Gaya hidup dan trend masyarakat memang terkadang bisa membuat kita tersenyum sendiri. Wang-sinawang, alias pandang-memandang istilahnya. Banyak sekali orang-orang desa yang bergaya ke-kota-kotaan, dan banyak pula orang kota yang merindukan suasana desa, kearifannya, dan ketradisionalannya.
Contoh realnya, sebagian masyarakat desa tergoda dengan kemilau kiasan dan hiasan dunia, entah yang berujud rumah, perabotan kebutuhan sehari-hari, bahkan hingga fashion. Kurangnya variasi dan kreatifitas gaya hidup, cenderung membuat suasana gampang bosan dengan yang itu-itu saja. Saking bosannya, demi gaya akhirnya 'sedikit' mencela suasana klasik yang dialami. Dengan harapan, ingin mempunyai gaya hidup seperti orang kota, agar bisa dianggap kehidupannya tidak stagnan. Siapa yang menganggap? Yang menganggap adalah nafsu dan pikirannya sendiri.

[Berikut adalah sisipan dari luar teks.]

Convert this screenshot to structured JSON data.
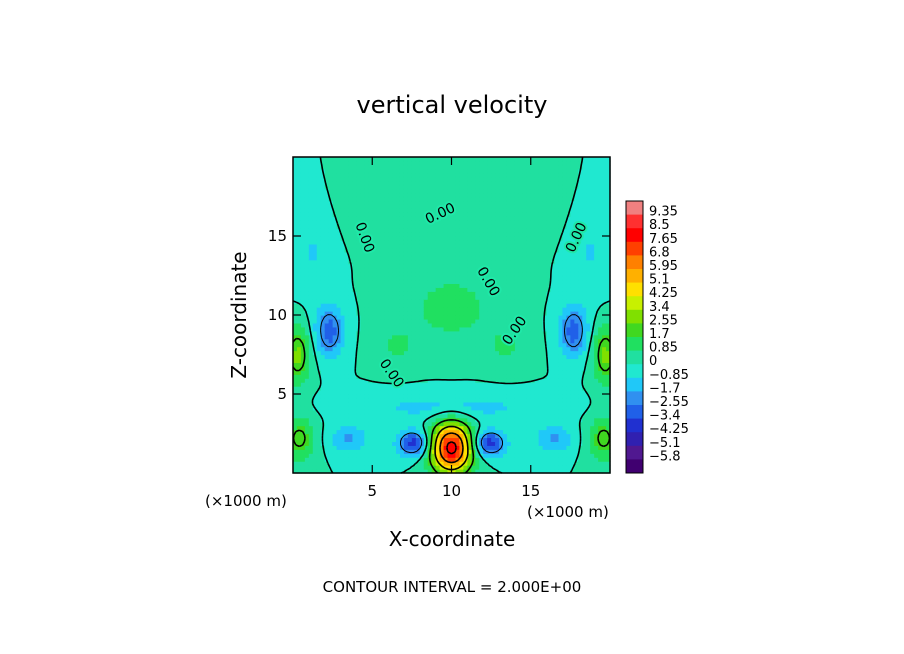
{
  "chart_data": {
    "type": "heatmap",
    "title": "vertical velocity",
    "xlabel": "X-coordinate",
    "ylabel": "Z-coordinate",
    "x_unit": "(×1000 m)",
    "y_unit": "(×1000 m)",
    "xlim": [
      0,
      20
    ],
    "ylim": [
      0,
      20
    ],
    "xticks": [
      5,
      10,
      15
    ],
    "yticks": [
      5,
      10,
      15
    ],
    "colorbar_labels": [
      "9.35",
      "8.5",
      "7.65",
      "6.8",
      "5.95",
      "5.1",
      "4.25",
      "3.4",
      "2.55",
      "1.7",
      "0.85",
      "0",
      "-0.85",
      "-1.7",
      "-2.55",
      "-3.4",
      "-4.25",
      "-5.1",
      "-5.8"
    ],
    "colorbar_colors": [
      "#f08080",
      "#ff3030",
      "#ff0000",
      "#ff4000",
      "#ff8000",
      "#ffb000",
      "#ffe000",
      "#c8f000",
      "#80e000",
      "#40d820",
      "#20e060",
      "#20e0a0",
      "#20e8d0",
      "#20c8f8",
      "#3090f0",
      "#2060e8",
      "#2030d0",
      "#3020b0",
      "#501890",
      "#400070"
    ],
    "contour_interval": "CONTOUR INTERVAL = 2.000E+00",
    "contour_labels": [
      {
        "text": "0.00",
        "x": 4.5,
        "z": 14.9,
        "angle": 70
      },
      {
        "text": "0.00",
        "x": 9.3,
        "z": 16.4,
        "angle": -25
      },
      {
        "text": "0.00",
        "x": 12.3,
        "z": 12.1,
        "angle": 60
      },
      {
        "text": "0.00",
        "x": 14.0,
        "z": 9.0,
        "angle": -55
      },
      {
        "text": "0.00",
        "x": 6.2,
        "z": 6.3,
        "angle": 55
      },
      {
        "text": "0.00",
        "x": 17.9,
        "z": 14.9,
        "angle": -65
      }
    ],
    "features": [
      {
        "x": 10,
        "z": 1.6,
        "sx": 1.3,
        "sz": 1.6,
        "v": 8.5
      },
      {
        "x": 10,
        "z": 10.5,
        "sx": 3.0,
        "sz": 2.4,
        "v": 1.2
      },
      {
        "x": 0.4,
        "z": 2.2,
        "sx": 1.0,
        "sz": 1.4,
        "v": 2.3
      },
      {
        "x": 19.6,
        "z": 2.2,
        "sx": 1.0,
        "sz": 1.4,
        "v": 2.3
      },
      {
        "x": 0.3,
        "z": 7.5,
        "sx": 0.8,
        "sz": 1.8,
        "v": 2.8
      },
      {
        "x": 19.7,
        "z": 7.5,
        "sx": 0.8,
        "sz": 1.8,
        "v": 2.8
      },
      {
        "x": 2.3,
        "z": 9.0,
        "sx": 0.9,
        "sz": 1.6,
        "v": -3.0
      },
      {
        "x": 17.7,
        "z": 9.0,
        "sx": 0.9,
        "sz": 1.6,
        "v": -3.0
      },
      {
        "x": 7.6,
        "z": 1.9,
        "sx": 1.0,
        "sz": 0.8,
        "v": -4.0
      },
      {
        "x": 12.4,
        "z": 1.9,
        "sx": 1.0,
        "sz": 0.8,
        "v": -4.0
      },
      {
        "x": 3.5,
        "z": 2.2,
        "sx": 1.2,
        "sz": 0.9,
        "v": -1.8
      },
      {
        "x": 16.5,
        "z": 2.2,
        "sx": 1.2,
        "sz": 0.9,
        "v": -1.8
      },
      {
        "x": 10,
        "z": 4.2,
        "sx": 6.0,
        "sz": 0.9,
        "v": -1.2
      },
      {
        "x": 6.5,
        "z": 8.0,
        "sx": 1.4,
        "sz": 1.4,
        "v": 0.9
      },
      {
        "x": 13.5,
        "z": 8.0,
        "sx": 1.4,
        "sz": 1.4,
        "v": 0.9
      },
      {
        "x": 5.5,
        "z": 17.0,
        "sx": 2.0,
        "sz": 2.0,
        "v": 0.8
      },
      {
        "x": 14.5,
        "z": 17.0,
        "sx": 2.0,
        "sz": 2.0,
        "v": 0.8
      },
      {
        "x": 1.2,
        "z": 14.0,
        "sx": 1.2,
        "sz": 2.5,
        "v": -0.9
      },
      {
        "x": 18.8,
        "z": 14.0,
        "sx": 1.2,
        "sz": 2.5,
        "v": -0.9
      }
    ]
  }
}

Tentunya kita pernah melihat seseorang yang kita kenal bergaya dengan dandanan dan sikap seperti selebriti. Padahal, kita tahu background kehidupan orang itu. Antara background dan gayanya, tidak sesuai sama sekali. Misalnya, si A adalah istri seorang petani kluthuk (petani kecil yang tinggal di desa terpencil). Namun, cara berpakaian dan bersikapnya seakan-akan bagaikan istri seorang menteri. Itu berarti si A termasuk orang yang kurang sadar posisi. Bila sikap dan gaya seperti itu tetap berlanjut, pada diri si A dapat timbul rasa kurang bersyukur dan tidak mau menerima kenyataan.

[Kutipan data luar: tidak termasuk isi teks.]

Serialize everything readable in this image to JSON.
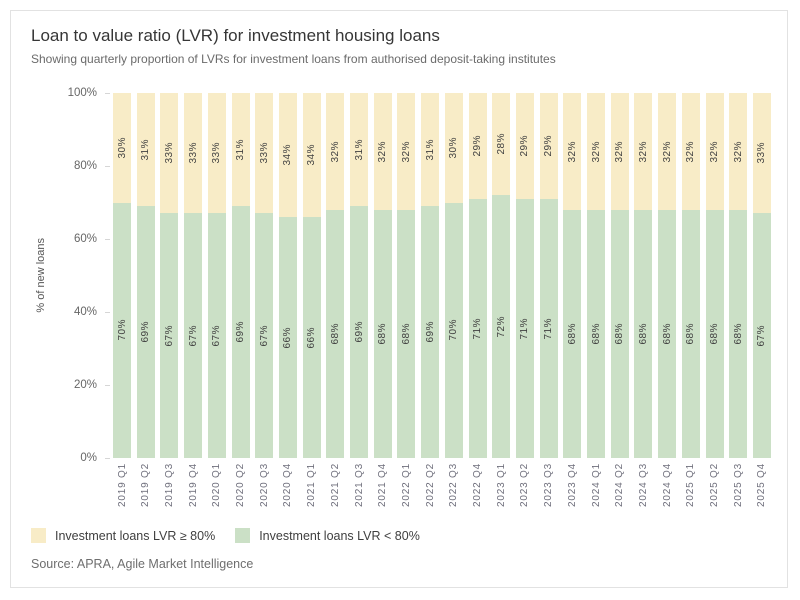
{
  "header": {
    "title": "Loan to value ratio (LVR) for investment housing loans",
    "subtitle": "Showing quarterly proportion of LVRs for investment loans from authorised deposit-taking institutes"
  },
  "chart_data": {
    "type": "bar",
    "stacked": true,
    "normalized": "100% stacked",
    "orientation": "vertical",
    "categories": [
      "2019 Q1",
      "2019 Q2",
      "2019 Q3",
      "2019 Q4",
      "2020 Q1",
      "2020 Q2",
      "2020 Q3",
      "2020 Q4",
      "2021 Q1",
      "2021 Q2",
      "2021 Q3",
      "2021 Q4",
      "2022 Q1",
      "2022 Q2",
      "2022 Q3",
      "2022 Q4",
      "2023 Q1",
      "2023 Q2",
      "2023 Q3",
      "2023 Q4",
      "2024 Q1",
      "2024 Q2",
      "2024 Q3",
      "2024 Q4",
      "2025 Q1",
      "2025 Q2",
      "2025 Q3",
      "2025 Q4"
    ],
    "series": [
      {
        "name": "Investment loans LVR ≥ 80%",
        "position": "top",
        "color": "#f8ecc7",
        "values": [
          30,
          31,
          33,
          33,
          33,
          31,
          33,
          34,
          34,
          32,
          31,
          32,
          32,
          31,
          30,
          29,
          28,
          29,
          29,
          32,
          32,
          32,
          32,
          32,
          32,
          32,
          32,
          33
        ]
      },
      {
        "name": "Investment loans LVR < 80%",
        "position": "bottom",
        "color": "#cbe0c6",
        "values": [
          70,
          69,
          67,
          67,
          67,
          69,
          67,
          66,
          66,
          68,
          69,
          68,
          68,
          69,
          70,
          71,
          72,
          71,
          71,
          68,
          68,
          68,
          68,
          68,
          68,
          68,
          68,
          67
        ]
      }
    ],
    "value_label_suffix": "%",
    "xlabel": "",
    "ylabel": "% of new loans",
    "y_ticks": [
      "0%",
      "20%",
      "40%",
      "60%",
      "80%",
      "100%"
    ],
    "ylim": [
      0,
      100
    ],
    "grid": false,
    "legend_position": "bottom-left"
  },
  "footer": {
    "source": "Source: APRA, Agile Market Intelligence"
  }
}
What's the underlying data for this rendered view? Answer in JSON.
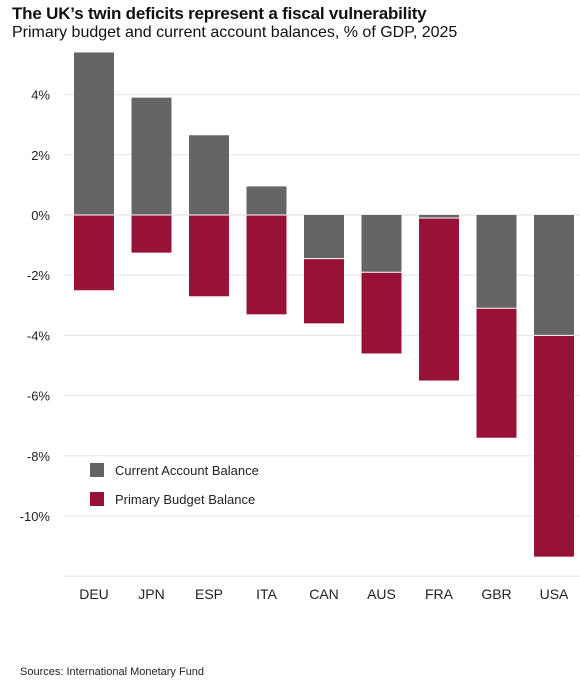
{
  "header": {
    "title": "The UK’s twin deficits represent a fiscal vulnerability",
    "subtitle": "Primary budget and current account balances, % of GDP, 2025"
  },
  "footer": {
    "source": "Sources: International Monetary Fund"
  },
  "colors": {
    "current_account": "#656565",
    "primary_budget": "#981238",
    "gridline": "#e6e6e6",
    "zero_line": "#dddddd"
  },
  "chart_data": {
    "type": "bar",
    "stacked": true,
    "categories": [
      "DEU",
      "JPN",
      "ESP",
      "ITA",
      "CAN",
      "AUS",
      "FRA",
      "GBR",
      "USA"
    ],
    "series": [
      {
        "name": "Current Account Balance",
        "values": [
          5.4,
          3.9,
          2.65,
          0.95,
          -1.45,
          -1.9,
          -0.1,
          -3.1,
          -4.0
        ]
      },
      {
        "name": "Primary Budget Balance",
        "values": [
          -2.5,
          -1.25,
          -2.7,
          -3.3,
          -2.15,
          -2.7,
          -5.4,
          -4.3,
          -7.35
        ]
      }
    ],
    "yticks": [
      4,
      2,
      0,
      -2,
      -4,
      -6,
      -8,
      -10
    ],
    "ytick_labels": [
      "4%",
      "2%",
      "0%",
      "-2%",
      "-4%",
      "-6%",
      "-8%",
      "-10%"
    ],
    "ylim": [
      -12,
      5.4
    ],
    "grid": true,
    "legend_position": "lower-left"
  }
}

Contoh yang terkadang lucu lagi adalah sikap seorang pengusaha besar dan atau pejabat tinggi yang merindukan khasanah tradisional. Pengusaha besar dan pejabat tinggi, biasanya adalah termasuk orang yang mempunyai rejeki di atas rata-rata orang pada umumnya. Rumahnya megah, mobilnya mewah, ingin apa saja bisa beli. Namun, ternyata ada saja diantara mereka yang ingin merasakan hidup di desa, atau sekedar memiliki barang-barang khas desa untuk dipajang dan difungsikan di rumahnya yang berada di pusat kota.
Dengan kata lain, diantara mereka pun terkadang ada gaya hidup yang merasa bangga jika mempunyai barang-barang klasik dari desa. Entah itu yang berujud dari bambu, kayu, atau bahkan tanah liat. Jadinya, jika saat jalan-jalan ke luar kota melihat ada tempat yang berjualan perabotan tradisional, mereka pun membeli dan kemudian digunakan di rumahnya, kemudian merasa bangga bila kemudian dipuji sebagai barang yang langka di pusat kota.

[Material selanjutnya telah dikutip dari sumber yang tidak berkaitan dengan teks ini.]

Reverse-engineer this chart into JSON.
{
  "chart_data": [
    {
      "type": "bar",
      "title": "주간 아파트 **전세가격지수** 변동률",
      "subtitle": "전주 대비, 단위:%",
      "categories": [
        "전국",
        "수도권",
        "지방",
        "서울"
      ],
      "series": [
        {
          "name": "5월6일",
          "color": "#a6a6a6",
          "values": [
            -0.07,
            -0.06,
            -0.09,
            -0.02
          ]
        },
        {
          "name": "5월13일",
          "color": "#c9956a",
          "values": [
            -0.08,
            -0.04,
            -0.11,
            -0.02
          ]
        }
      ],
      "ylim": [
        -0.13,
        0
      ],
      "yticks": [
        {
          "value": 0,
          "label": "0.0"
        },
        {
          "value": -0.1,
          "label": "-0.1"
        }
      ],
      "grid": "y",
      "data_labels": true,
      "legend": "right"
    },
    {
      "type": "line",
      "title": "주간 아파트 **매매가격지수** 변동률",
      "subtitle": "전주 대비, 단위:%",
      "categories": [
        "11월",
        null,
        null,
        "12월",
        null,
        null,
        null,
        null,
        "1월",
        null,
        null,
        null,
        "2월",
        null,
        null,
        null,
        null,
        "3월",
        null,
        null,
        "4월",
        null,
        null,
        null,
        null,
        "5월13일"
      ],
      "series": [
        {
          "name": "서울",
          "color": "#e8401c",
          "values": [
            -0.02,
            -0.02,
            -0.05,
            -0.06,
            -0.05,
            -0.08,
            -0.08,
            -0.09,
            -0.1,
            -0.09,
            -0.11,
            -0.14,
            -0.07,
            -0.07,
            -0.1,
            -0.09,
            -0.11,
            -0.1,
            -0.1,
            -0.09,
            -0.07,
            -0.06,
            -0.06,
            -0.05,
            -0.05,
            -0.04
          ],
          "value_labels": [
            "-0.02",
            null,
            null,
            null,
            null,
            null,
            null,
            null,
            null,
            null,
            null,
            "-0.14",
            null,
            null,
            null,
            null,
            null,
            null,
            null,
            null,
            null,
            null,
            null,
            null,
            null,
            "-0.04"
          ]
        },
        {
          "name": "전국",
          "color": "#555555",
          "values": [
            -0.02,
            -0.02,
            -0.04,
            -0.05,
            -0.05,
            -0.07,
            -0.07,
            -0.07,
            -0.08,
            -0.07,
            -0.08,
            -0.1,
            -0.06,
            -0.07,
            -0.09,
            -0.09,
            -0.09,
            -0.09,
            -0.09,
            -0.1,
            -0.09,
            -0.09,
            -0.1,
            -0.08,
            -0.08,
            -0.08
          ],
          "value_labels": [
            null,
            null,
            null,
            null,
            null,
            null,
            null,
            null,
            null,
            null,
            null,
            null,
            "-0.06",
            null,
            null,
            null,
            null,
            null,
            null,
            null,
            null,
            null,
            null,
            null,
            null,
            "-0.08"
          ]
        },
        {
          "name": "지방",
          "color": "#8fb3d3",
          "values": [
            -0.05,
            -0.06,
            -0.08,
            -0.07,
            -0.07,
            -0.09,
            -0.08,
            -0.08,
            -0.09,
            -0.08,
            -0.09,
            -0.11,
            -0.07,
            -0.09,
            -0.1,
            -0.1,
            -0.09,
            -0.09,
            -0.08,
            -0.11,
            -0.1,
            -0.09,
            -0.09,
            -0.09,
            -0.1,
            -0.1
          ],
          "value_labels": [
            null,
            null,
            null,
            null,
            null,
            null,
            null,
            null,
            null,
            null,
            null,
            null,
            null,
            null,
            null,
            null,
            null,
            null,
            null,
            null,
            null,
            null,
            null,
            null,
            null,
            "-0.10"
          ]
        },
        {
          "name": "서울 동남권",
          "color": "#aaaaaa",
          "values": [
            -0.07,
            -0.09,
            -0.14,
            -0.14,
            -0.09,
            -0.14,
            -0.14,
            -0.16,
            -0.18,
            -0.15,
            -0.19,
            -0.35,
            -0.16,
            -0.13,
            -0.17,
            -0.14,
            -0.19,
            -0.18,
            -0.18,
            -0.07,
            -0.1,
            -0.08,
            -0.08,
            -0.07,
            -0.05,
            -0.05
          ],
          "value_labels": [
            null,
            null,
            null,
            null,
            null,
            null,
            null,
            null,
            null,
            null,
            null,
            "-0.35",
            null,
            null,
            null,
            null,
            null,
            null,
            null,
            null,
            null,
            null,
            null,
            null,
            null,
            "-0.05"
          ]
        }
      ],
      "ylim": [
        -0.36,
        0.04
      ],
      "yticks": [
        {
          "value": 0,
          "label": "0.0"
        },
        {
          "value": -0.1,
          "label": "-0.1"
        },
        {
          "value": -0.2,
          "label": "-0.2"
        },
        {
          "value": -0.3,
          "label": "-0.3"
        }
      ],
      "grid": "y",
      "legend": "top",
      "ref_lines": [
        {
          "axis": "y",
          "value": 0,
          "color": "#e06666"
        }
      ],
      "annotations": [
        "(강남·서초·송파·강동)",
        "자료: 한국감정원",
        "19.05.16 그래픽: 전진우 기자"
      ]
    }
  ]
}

Gaya hidup dan rasa percaya diri (PD) adalah sesuatu yang mesti kita selaraskan dengan keadaan yang nyata dan bisa di-disposisikan sebagaimana mestinya. Jiwa yang merindukan klasikitas (sesuatu yang bernilai klasik) lebih baik daripada yang merasa ingin dipandang 'wah' oleh yang lain. Tiada yang melarang orang untuk melakukan apa pun, kecuali hatinya sendiri yang mengetahui batas dan kapasitas.
Menerima kenyataan adalah suatu yang lebih baik daripada menyepelekan pemberian dan rahmat-Nya. Berbagi dan tidak melupakan asal muasal merupakan sikap bijak seorang yang sedang mendapat anugerah besar. Hidup, mati, jodoh, keberuntungan (beja/ bejo), dan kecintrakan (apes/ celaka) sudah digariskan dan merupakan ketentuan-Nya pada masing-masing manusia.
Wang-sinawang atau saling memandang bergantung pada kejernihan kalbu. Memandang orang lain yang merasakan bahagia bisa menjadikan kita turut bahagia. Namun, kita bukan sosok yang bijaksana bila memandang seorang yang sedang menjalani keadaan pahitnya hidup, tapi malah kita bahagia. Mari bersama saling merasa bahagia dan bersyukur atas apa yang sedang dianugerahkan pada kita dan semua orang. Dan, berikanlah kesejukan pada mereka yang sedang mengalami musibah, hibur hatinya, dan jadikan hatinya agar kembali ceria.